Analysis of EEG using Ensemble Empirical Mode Decomposition
This work provides the back ground for analysis of non-linear and non-stationary brain signals by using Ensemble Empirical Mode Decomposition. The electroencephalogram (EEG) is a representative signal which contains information about the condition of the human brain. The disorder in brain is characterized by recurrent electrical discharge of the cerebral cortex. Detection of such disorders by visual scanning of EEG signal is a time consuming task and it may be inaccurate, particularly for long recording data set. In this paper an algorithm is presented which is based on the concept of Ensemble Empirical Mode Decomposition (EEMD). The main idea is White Gaussian Noise is added to the original signal and then EMD is performed. This realization is done several times and by averaging the modes we obtain the true values of modes. Empirical Mode Decomposition is being done over an ensemble of the Gaussian white noise plus signal. Hence Mode mixing problem is being resolved by populating the time frequency space plane.

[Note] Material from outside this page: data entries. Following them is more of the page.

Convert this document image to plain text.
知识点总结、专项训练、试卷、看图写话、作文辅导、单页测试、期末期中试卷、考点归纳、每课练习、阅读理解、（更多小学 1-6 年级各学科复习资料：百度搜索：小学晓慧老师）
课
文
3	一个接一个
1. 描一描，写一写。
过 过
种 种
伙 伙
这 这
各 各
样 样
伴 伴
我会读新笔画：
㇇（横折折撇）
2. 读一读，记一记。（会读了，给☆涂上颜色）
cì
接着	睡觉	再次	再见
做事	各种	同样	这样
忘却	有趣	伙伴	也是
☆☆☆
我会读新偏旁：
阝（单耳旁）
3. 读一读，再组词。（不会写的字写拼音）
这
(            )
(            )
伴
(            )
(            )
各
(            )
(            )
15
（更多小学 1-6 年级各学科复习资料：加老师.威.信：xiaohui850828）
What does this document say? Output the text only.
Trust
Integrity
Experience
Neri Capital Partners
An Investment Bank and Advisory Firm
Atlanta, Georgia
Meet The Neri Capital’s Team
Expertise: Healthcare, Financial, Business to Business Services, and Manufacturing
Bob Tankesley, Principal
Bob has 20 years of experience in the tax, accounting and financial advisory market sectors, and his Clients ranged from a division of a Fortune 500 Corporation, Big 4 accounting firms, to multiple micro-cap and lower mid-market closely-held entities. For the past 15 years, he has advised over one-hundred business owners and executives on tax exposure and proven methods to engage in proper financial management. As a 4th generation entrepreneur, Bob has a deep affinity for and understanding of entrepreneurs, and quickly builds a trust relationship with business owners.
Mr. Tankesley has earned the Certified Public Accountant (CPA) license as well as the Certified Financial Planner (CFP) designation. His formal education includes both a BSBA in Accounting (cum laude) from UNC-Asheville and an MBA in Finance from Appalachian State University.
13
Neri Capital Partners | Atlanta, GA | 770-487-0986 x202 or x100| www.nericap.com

The electroencephalogram (EEG) is a representative signal which contains information about the conditions of the human brain. EEG is non-linear and non-stationary signal. Most of the methods developed in the literature for EEG signal analysis and classification are based on time domain, frequency domain, and time-frequency domain. Several individual processing techniques and also combinations of those were employed and refined for analysis, quantification and recognition. Neural Networks (NN) have been used to detect abnormal patterns in the EEG . Wavelet Transform is also widely used for disorder detection .Others concepts combine Approximate Entropy and Lempel-Ziv Complexity , and Time Frequency Distributions. Recently a new technique for analysis of nonlinear and non-stationary EEG has been introduced which is based on the Ensemble Empirical Mode Decomposition (EEMD) of EEG.
Ensemble Empirical Mode Decomposition (EEMD)  is data adaptive method which is used for the analysis of non-stationary and non-linear signals. It comprises of a local and completely data-driven separation of a signal into slow and fast oscillations. It performs the EMD over an ensemble of the signal plus Gaussian white noise. This methodology resolves the problem of mode mixing by populating the whole time-frequency space. The main focus of this approach is sifting an ensemble of white noise and added signal, hence mean value obtained is treated as final result. Mode mixing is defined as a single Intrinsic Mode Functions (IMFs)  consisting of signals of widely disparate scale or a signal of un-comparable scale residing in different IMFs. Mode mixing  is a consequence of intermittency. Intermittency means signal is stopped or cease for some time. Intermittency can cause aliasing problems and also responsible for losing the meaning of IMFs. As we go from lower order IMFs to higher order IMFs, the scaling increases. This means scaling factor increases hence the signal decomposes. With this ensemble mean concept, we can separate scales without any a priori subjective criterion selection.This new approach utilizes the advantage of the statistical characteristics of white noise which slightly modifies the signal in its true solution neighborhood, and to cancel itself out after serving its purpose.